Son retour inat­ten­du à Kigali en est le déclencheur : en avril 2000, elle est invitée à y présen­ter son livre lors de « Fes­t’Africa — Rwan­da 2000 : écrire par devoir de mémoire». Elle té­moigne, avec des intel­lectuels et des écri­vains africains qui tous ont écrit sur le géno­cide, et surtout, elle les écoute chercher des voies pour « s’ap­procher de l’innomma­ble » et l’empêcher de se repro­duire. Elle aus­si cherche à com­pren­dre et en tire un réc­it où elle explore « la bar­barie par­tagée ». Avec justesse et sans pré­ten­tion. Avec vérité, comme l’en remer­cie dans sa pré­face Yolande Muk­a­gasana. Le retour sur son passé de blanche vivant en Afrique et la décou­verte du Rwan­da d’au­jourd’hui, après l’hor­reur et le départ défini­tif de beau­coup d’Oc­ci­den­taux, la mènent à dire l’im­pos­ture, les men­songes et la com­plic­ité des struc­tures colo­niales et de l’Église d’abord, puis des struc­tures inter­na­tionales et de la « Coopéra­tion », qui per­me­t­tait à beau­coup d’Oc­ci­den­taux de per­pétuer une «

espèce de tra­di­tion vivante du colo­nial­isme ». « En même temps que l’avion », écrit-elle, « mes illu­sions sont tombées : ce n ‘est pas pour l’Afrique que nous y sommes. Ca ne l’a jamais été. » Aujour­d’hui, Monique Bernier décou­vre avec un heureux trou­ble que les Rwandais sont chez eux, dans leurs hôtels, leurs villes, leur pays. Fini le temps de « l’a­partheid ta­cite », les Blancs ne jouis­sent plus (en tout cas moins) de statuts priv­ilégiés, basés sur des « ségré­ga­tions inex­primées ». Mais de ce qui s’est passé, per­son­ne n’est indemne : les sou­venirs et la peur que « ça » recom­mence empris­on­nent les Rwandais, explique Gogo, l’amie retrou­vée.

Sur les traces de Vénérand, le presque frère, soupçon­né de par­tic­i­pa­tion au géno­cide, Monique voit d’autres consé­quences de la haine orchestrée : les familles broyées par la mis­ère après la mort, les riva­lités sociales et régionales, le piège eth­nique, auquel elle se laisse pren­dre elle-même, le poi­son de la divi­sion, qui mène à caté­goris­er indis­tincte­ment les uns comme bour­reaux, les autres comme vic­times. Et le tra­vail de jus­tice et de vérité, titanesque et indispen­sable, qui a com­mencé de s’ac­com­plir et qui seul per­me­t­tra à tous les Rwandais plus que de se « réc­on­cili­er », de se retrou­ver.

Elle dit aus­si le pou­voir ter­ri­ble des mots. Les mots de haine qui ont tué, vom­is dans la radio et les pam­phlets, les mots men­songes du révi­sion­nisme pro­tégé par des nos­tal­giques de priv­ilèges per­dus.
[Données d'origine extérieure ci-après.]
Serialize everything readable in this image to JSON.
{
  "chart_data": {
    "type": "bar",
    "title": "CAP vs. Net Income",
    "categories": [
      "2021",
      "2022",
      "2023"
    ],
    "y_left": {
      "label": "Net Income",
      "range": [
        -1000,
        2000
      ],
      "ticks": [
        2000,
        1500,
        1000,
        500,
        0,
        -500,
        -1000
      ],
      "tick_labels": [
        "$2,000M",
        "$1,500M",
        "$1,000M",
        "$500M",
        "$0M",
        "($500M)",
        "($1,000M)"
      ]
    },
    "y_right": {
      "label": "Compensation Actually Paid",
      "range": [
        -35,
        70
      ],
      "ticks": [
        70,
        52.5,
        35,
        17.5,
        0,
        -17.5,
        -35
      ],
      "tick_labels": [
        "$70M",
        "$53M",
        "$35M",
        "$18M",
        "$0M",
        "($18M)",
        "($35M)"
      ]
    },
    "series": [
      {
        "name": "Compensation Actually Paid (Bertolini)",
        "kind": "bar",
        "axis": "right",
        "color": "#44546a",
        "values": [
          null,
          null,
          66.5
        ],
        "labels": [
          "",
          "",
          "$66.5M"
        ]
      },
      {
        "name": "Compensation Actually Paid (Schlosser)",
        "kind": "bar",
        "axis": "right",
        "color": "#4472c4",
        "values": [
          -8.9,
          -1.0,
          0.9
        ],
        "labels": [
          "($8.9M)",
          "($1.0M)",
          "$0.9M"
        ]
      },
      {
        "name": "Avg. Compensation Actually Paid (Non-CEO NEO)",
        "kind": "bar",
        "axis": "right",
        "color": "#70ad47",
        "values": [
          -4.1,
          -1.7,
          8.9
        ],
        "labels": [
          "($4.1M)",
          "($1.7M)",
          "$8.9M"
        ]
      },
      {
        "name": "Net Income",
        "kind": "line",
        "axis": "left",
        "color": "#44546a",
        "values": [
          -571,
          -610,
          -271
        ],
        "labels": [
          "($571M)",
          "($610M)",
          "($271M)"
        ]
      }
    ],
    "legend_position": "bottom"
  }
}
Le silence de ceux qui taisent leurs plaies pour ne pas attis­er les brû­lures des autres, parce qu’ils pensent que « le silence tue la souf­france ». Les hurlements des morts, con­traints de s’ex­pos­er sur les lieux de leur sup­plice « pour le rap­pel de l’in­hu­man­ité des vivants ». Les mots d’hu­man­ité qu’il est urgent que les Rwandais retrou­vent, pour se « recon­naître eux-mêmes, recon­naître leur passé, leur imag­i­naire, leurs désirs. Ne plus laiss­er à d’autres le soin de s’ex­primer à leur place ». Une parole vraie qu’il importe que nous re­trouvions tous, parce que « la guéri­son du Rwan­da, c’est notre guéri­son ».